POST FALLS - A proposal to form a public transportation authority in Kootenai County is one step closer to going before voters in November.

The Kootenai Metropolitan Planning Organization board is forwarding the request to Kootenai County commissioners to put it on the ballot.

"We will start educating the commissioners on the concept and hope they vote on it in April," said Staci Lehman, KMPO spokeswoman.

Post Falls Mayor Clay Larkin, who sits on the KMPO board and was on a sub-committee that reviewed the proposal, said the authority would create a manager who deals strictly with public transportation.

"Like everything else, public transportation is getting bigger and busier," Larkin said. "With the census coming up, we'll likely transition from one level of a statistical area into a more elevated one, so the timing is right."

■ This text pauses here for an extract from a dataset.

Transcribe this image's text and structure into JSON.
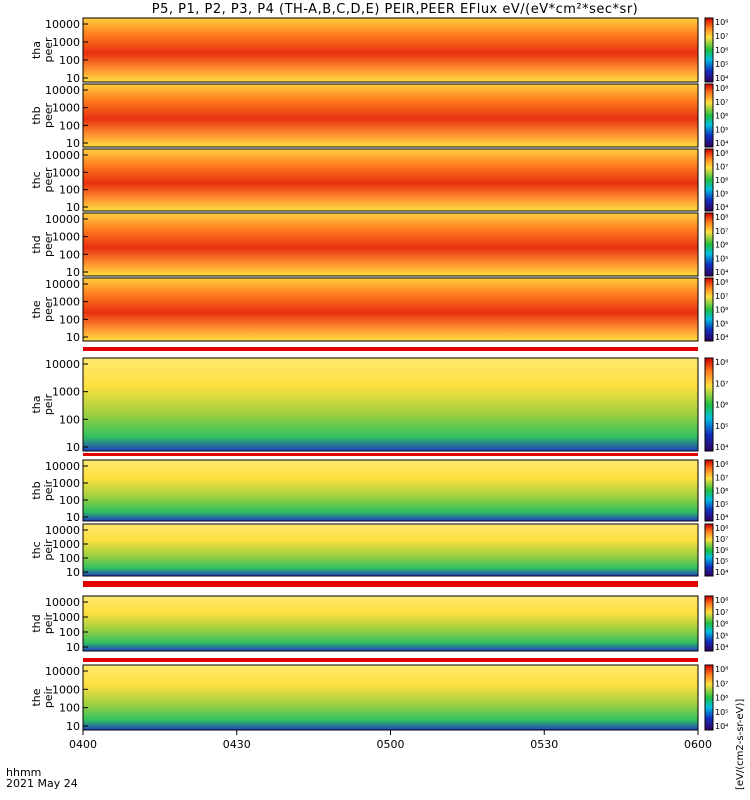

A simple majority would be needed in November for the proposal to pass.

A regional public transportation authority is a government agency that coordinates services, monitors how federal grant money is spent and secures funding through federal and local sources.

An RPTA also requires accountability to the public, stakeholders and member jurisdictions, Lehman said.

Since Kootenai County doesn't have a transit authority - like Spokane Transit Authority in Spokane - different agencies involved in the KMPO such as cities, highway districts, the county and Coeur d'Alene Tribe are responsible for planning, funding and operations regarding public transportation.

"That can cause occasional issues with cooperation, conflicts of interest," Lehman said.

A loose-knit collaboration between the agencies is how this area currently gets by without a transit authority.

The original recommendation to form a transit authority came from the 2005 Kootenai County Public Transportation Feasibility Study.

Since then, several projects have come up that have illustrated how it would be easier to work through one operational fund than several, Lehman said.